DSE Search architecture

An overview of DataStax Enterprise Search architecture.

In a distributed environment, such as DataStax Enterprise and Cassandra, the data is spread over multiple nodes. In a mixed-workload cluster, DSE Search nodes are in a separate datacenter. Deploy DSE Search nodes in a single datacenter to run DSE Search on all nodes.

A Solr API client writes data to Cassandra first, and then Cassandra updates indexes.

When you update a table using CQL, the Solr document is updated. Re-indexing occurs automatically after an update. Writes are durable. All writes to a replica node are recorded in memory and in a commit log before they are acknowledged as a success.

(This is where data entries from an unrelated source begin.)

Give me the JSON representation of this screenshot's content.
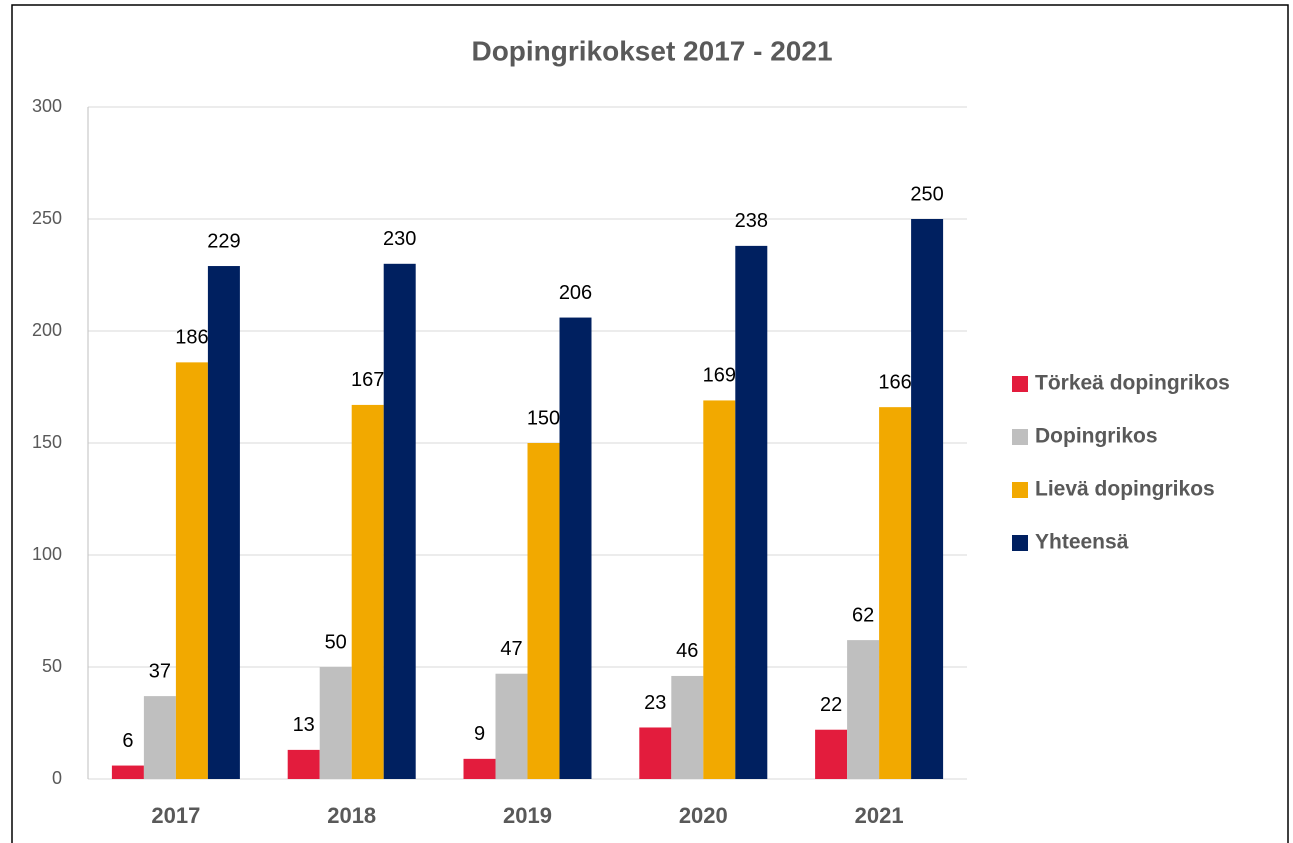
{
  "chart_data": {
    "type": "bar",
    "title": "Dopingrikokset 2017 - 2021",
    "categories": [
      "2017",
      "2018",
      "2019",
      "2020",
      "2021"
    ],
    "series": [
      {
        "name": "Törkeä dopingrikos",
        "color": "#e31c3d",
        "values": [
          6,
          13,
          9,
          23,
          22
        ]
      },
      {
        "name": "Dopingrikos",
        "color": "#bfbfbf",
        "values": [
          37,
          50,
          47,
          46,
          62
        ]
      },
      {
        "name": "Lievä dopingrikos",
        "color": "#f2a900",
        "values": [
          186,
          167,
          150,
          169,
          166
        ]
      },
      {
        "name": "Yhteensä",
        "color": "#002060",
        "values": [
          229,
          230,
          206,
          238,
          250
        ]
      }
    ],
    "ylim": [
      0,
      300
    ],
    "yticks": [
      0,
      50,
      100,
      150,
      200,
      250,
      300
    ],
    "grid": true,
    "legend": "right"
  }
}
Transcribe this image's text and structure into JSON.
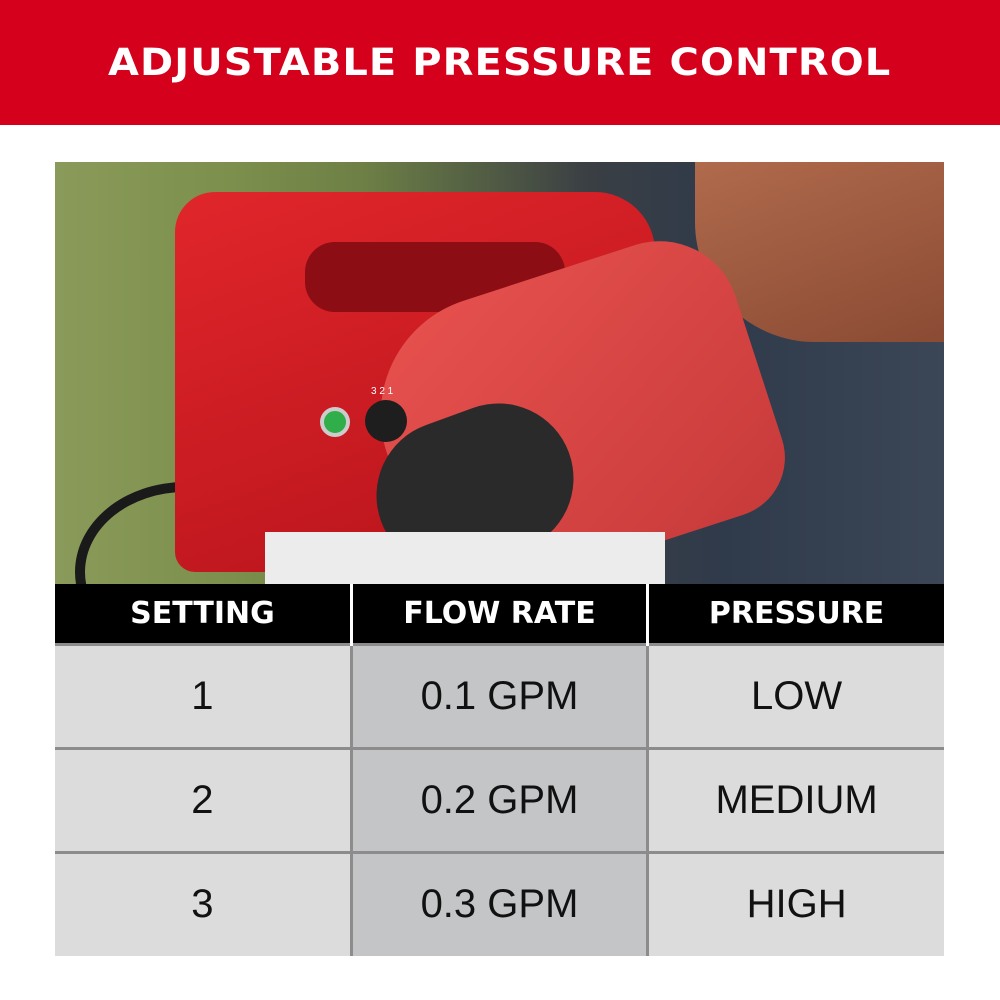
{
  "banner": {
    "title": "ADJUSTABLE PRESSURE CONTROL",
    "color": "#d5001c"
  },
  "photo": {
    "dial_numbers": "3 2 1"
  },
  "table": {
    "headers": [
      "SETTING",
      "FLOW RATE",
      "PRESSURE"
    ],
    "rows": [
      {
        "setting": "1",
        "flow_rate": "0.1 GPM",
        "pressure": "LOW"
      },
      {
        "setting": "2",
        "flow_rate": "0.2 GPM",
        "pressure": "MEDIUM"
      },
      {
        "setting": "3",
        "flow_rate": "0.3 GPM",
        "pressure": "HIGH"
      }
    ]
  }
}
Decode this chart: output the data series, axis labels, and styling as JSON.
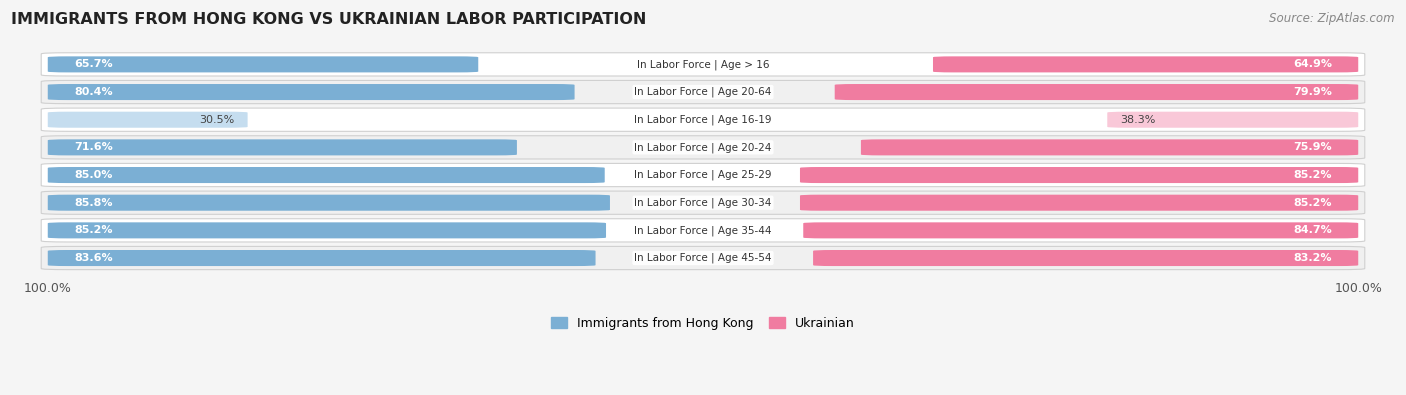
{
  "title": "IMMIGRANTS FROM HONG KONG VS UKRAINIAN LABOR PARTICIPATION",
  "source": "Source: ZipAtlas.com",
  "categories": [
    "In Labor Force | Age > 16",
    "In Labor Force | Age 20-64",
    "In Labor Force | Age 16-19",
    "In Labor Force | Age 20-24",
    "In Labor Force | Age 25-29",
    "In Labor Force | Age 30-34",
    "In Labor Force | Age 35-44",
    "In Labor Force | Age 45-54"
  ],
  "hk_values": [
    65.7,
    80.4,
    30.5,
    71.6,
    85.0,
    85.8,
    85.2,
    83.6
  ],
  "ua_values": [
    64.9,
    79.9,
    38.3,
    75.9,
    85.2,
    85.2,
    84.7,
    83.2
  ],
  "hk_color": "#7bafd4",
  "ua_color": "#f07ca0",
  "hk_color_light": "#c5ddef",
  "ua_color_light": "#f9c8d8",
  "row_bg_even": "#f0f0f0",
  "row_bg_odd": "#ffffff",
  "row_border": "#d0d0d0",
  "legend_hk": "Immigrants from Hong Kong",
  "legend_ua": "Ukrainian",
  "axis_label_left": "100.0%",
  "axis_label_right": "100.0%",
  "background_color": "#f5f5f5"
}
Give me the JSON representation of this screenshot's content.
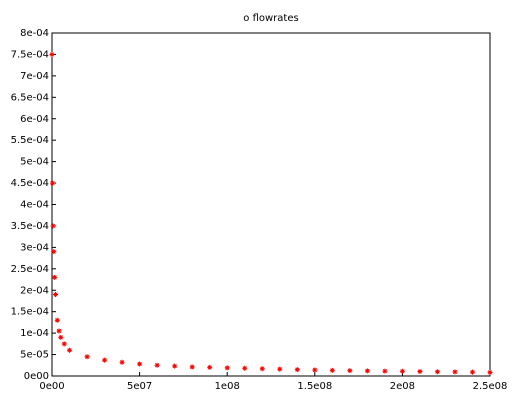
{
  "chart_data": {
    "type": "scatter",
    "title": "o flowrates",
    "series": [
      {
        "color": "#ff0000",
        "marker": "star",
        "x": [
          0,
          300000,
          600000,
          1000000,
          1500000,
          2000000,
          3000000,
          4000000,
          5000000,
          7000000,
          10000000,
          20000000,
          30000000,
          40000000,
          50000000,
          60000000,
          70000000,
          80000000,
          90000000,
          100000000,
          110000000,
          120000000,
          130000000,
          140000000,
          150000000,
          160000000,
          170000000,
          180000000,
          190000000,
          200000000,
          210000000,
          220000000,
          230000000,
          240000000,
          250000000
        ],
        "values": [
          0.00075,
          0.00045,
          0.00035,
          0.00029,
          0.00023,
          0.00019,
          0.00013,
          0.000105,
          9e-05,
          7.5e-05,
          6e-05,
          4.5e-05,
          3.7e-05,
          3.2e-05,
          2.8e-05,
          2.5e-05,
          2.3e-05,
          2.1e-05,
          2e-05,
          1.9e-05,
          1.8e-05,
          1.7e-05,
          1.6e-05,
          1.5e-05,
          1.4e-05,
          1.3e-05,
          1.25e-05,
          1.2e-05,
          1.15e-05,
          1.1e-05,
          1.05e-05,
          1e-05,
          9.5e-06,
          9e-06,
          8.5e-06
        ]
      }
    ],
    "xlim": [
      0,
      250000000
    ],
    "ylim": [
      0,
      0.0008
    ],
    "xticks": [
      {
        "value": 0,
        "label": "0e00"
      },
      {
        "value": 50000000,
        "label": "5e07"
      },
      {
        "value": 100000000,
        "label": "1e08"
      },
      {
        "value": 150000000,
        "label": "1.5e08"
      },
      {
        "value": 200000000,
        "label": "2e08"
      },
      {
        "value": 250000000,
        "label": "2.5e08"
      }
    ],
    "yticks": [
      {
        "value": 0,
        "label": "0e00"
      },
      {
        "value": 5e-05,
        "label": "5e-05"
      },
      {
        "value": 0.0001,
        "label": "1e-04"
      },
      {
        "value": 0.00015,
        "label": "1.5e-04"
      },
      {
        "value": 0.0002,
        "label": "2e-04"
      },
      {
        "value": 0.00025,
        "label": "2.5e-04"
      },
      {
        "value": 0.0003,
        "label": "3e-04"
      },
      {
        "value": 0.00035,
        "label": "3.5e-04"
      },
      {
        "value": 0.0004,
        "label": "4e-04"
      },
      {
        "value": 0.00045,
        "label": "4.5e-04"
      },
      {
        "value": 0.0005,
        "label": "5e-04"
      },
      {
        "value": 0.00055,
        "label": "5.5e-04"
      },
      {
        "value": 0.0006,
        "label": "6e-04"
      },
      {
        "value": 0.00065,
        "label": "6.5e-04"
      },
      {
        "value": 0.0007,
        "label": "7e-04"
      },
      {
        "value": 0.00075,
        "label": "7.5e-04"
      },
      {
        "value": 0.0008,
        "label": "8e-04"
      }
    ]
  }
}
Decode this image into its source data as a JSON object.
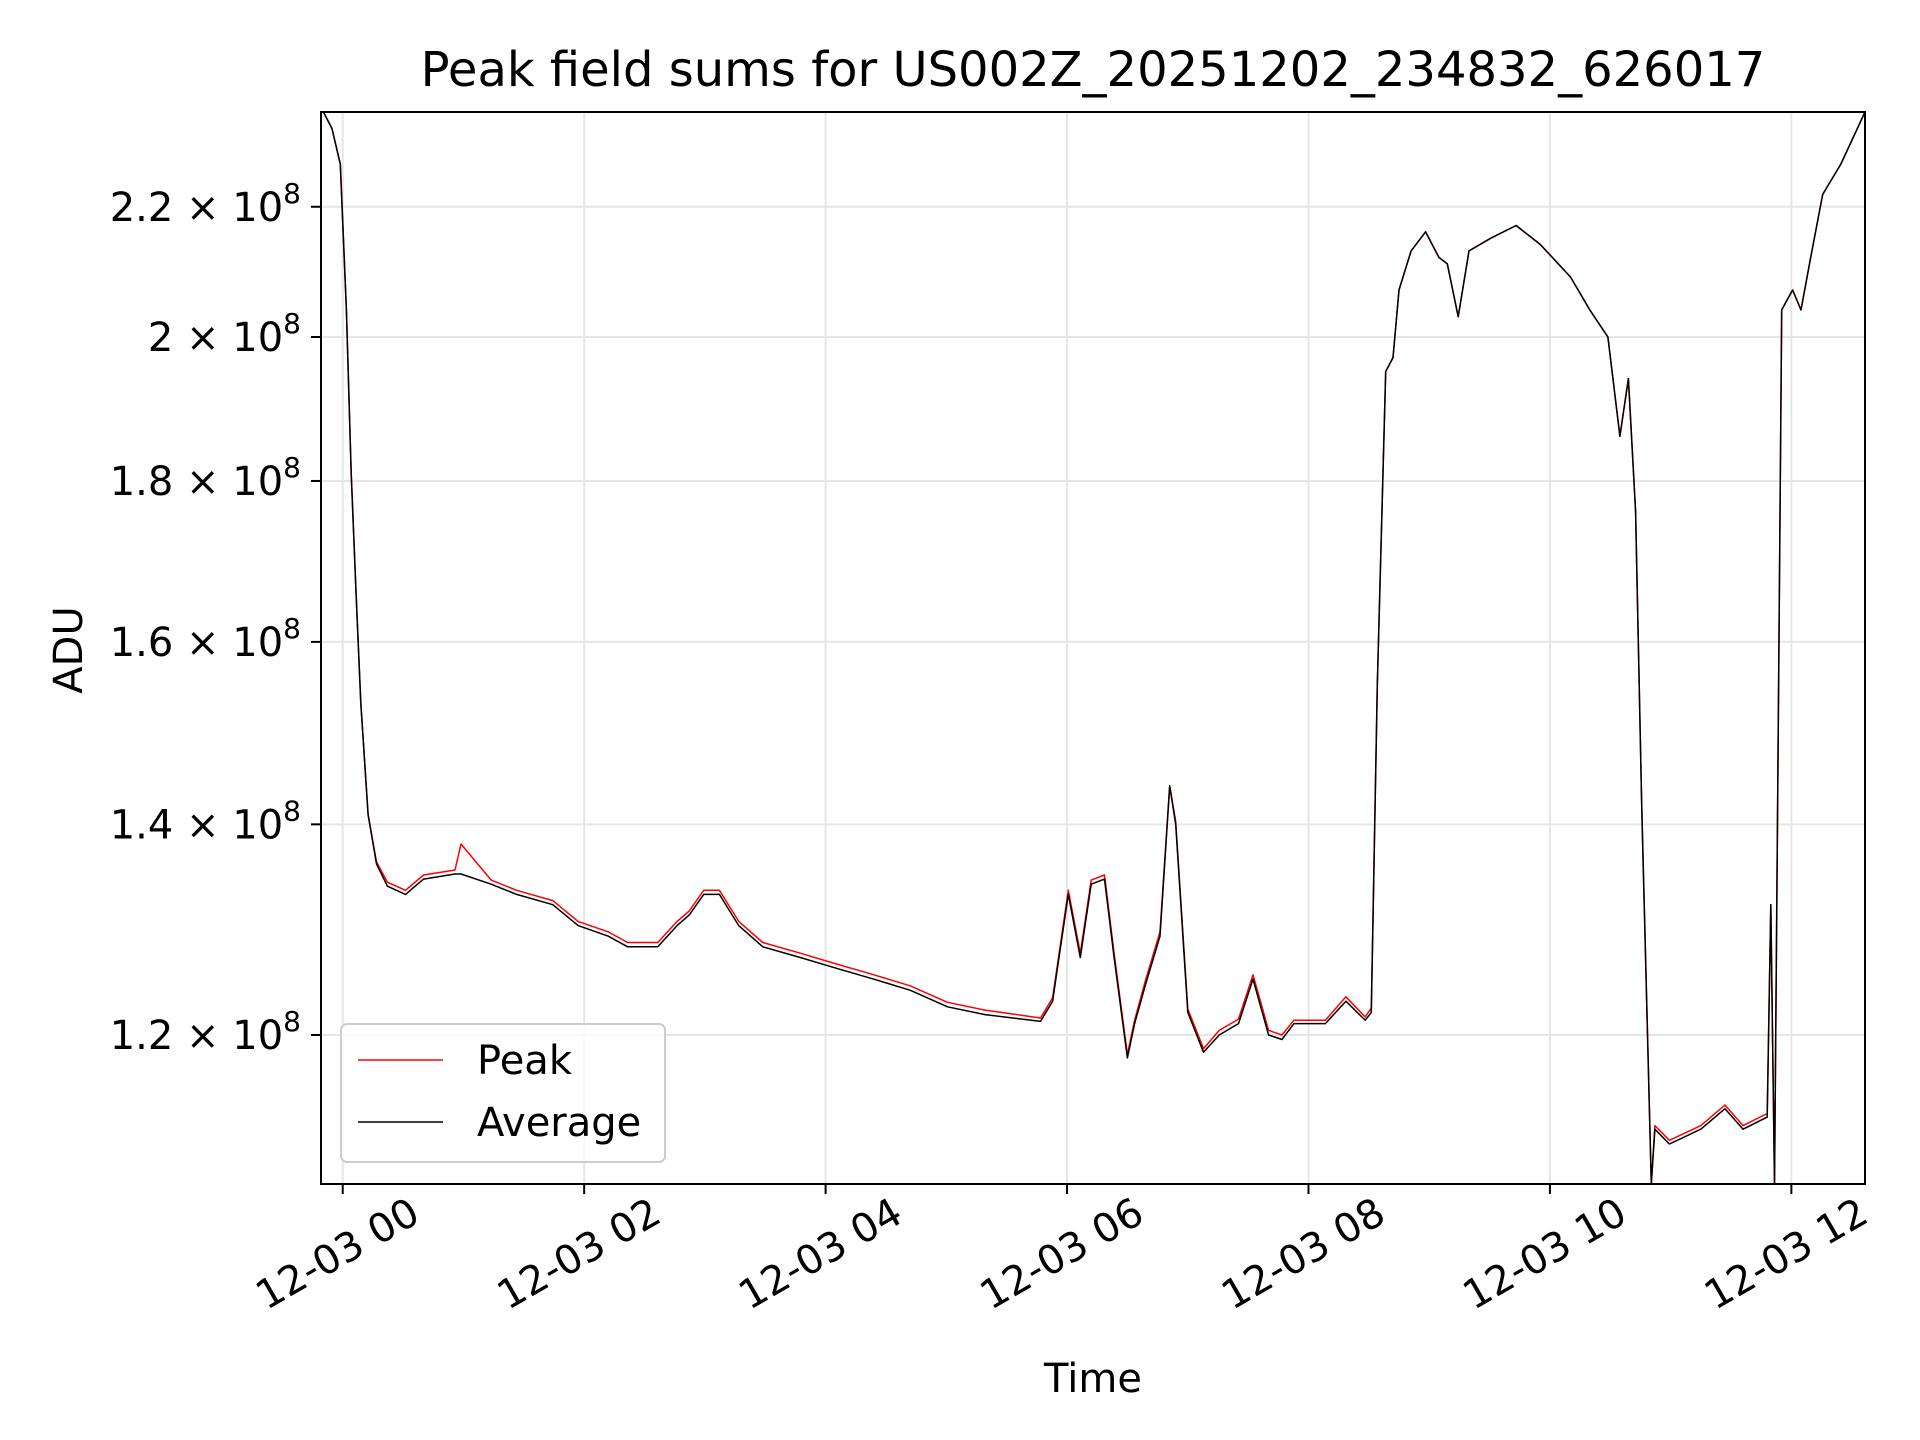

If a crash or server failure occurs before the memory tables are flushed to disk, the commit log is replayed on restart to recover any lost writes.

Note: DSE Search does not support JBOD mode.

DSE Search terms

In DSE Search, there are several names for an index of documents and configuration on a single node:

A Solr core
A collection
One shard of a collection

Each document in a Solr core/collection is considered unique and contains a set of fields that adhere to a user-defined schema. The schema lists the field types and how they should be indexed. DSE Search maps Solr cores/collections to Cassandra tables. Each table has a separate Solr core/collection on a particular node. Solr documents are mapped to Cassandra rows, and document fields to columns. The shard is analogous to a partition of the table. The Cassandra keyspace is a prefix for the name of the Solr core/collection and has no counterpart in Solr.

This table shows the relationship between Cassandra and Solr concepts:

Cassandra	Solr single node environment
Table	Solr core or collection
Row	Document
Primary key	Unique key
Column	Field
Node	N/A
Partition	N/A
Keyspace	N/A

With Cassandra replication, a Cassandra node or Solr core contains more than one partition (shard) of table (collection) data. Unless the replication factor equals the number of cluster nodes, the Cassandra node or Solr core contains only a portion of the data of the table or collection.

Note: Do not mix Solr indexes with Cassandra secondary indexes. Attempting to use both indexes on the same table is not supported.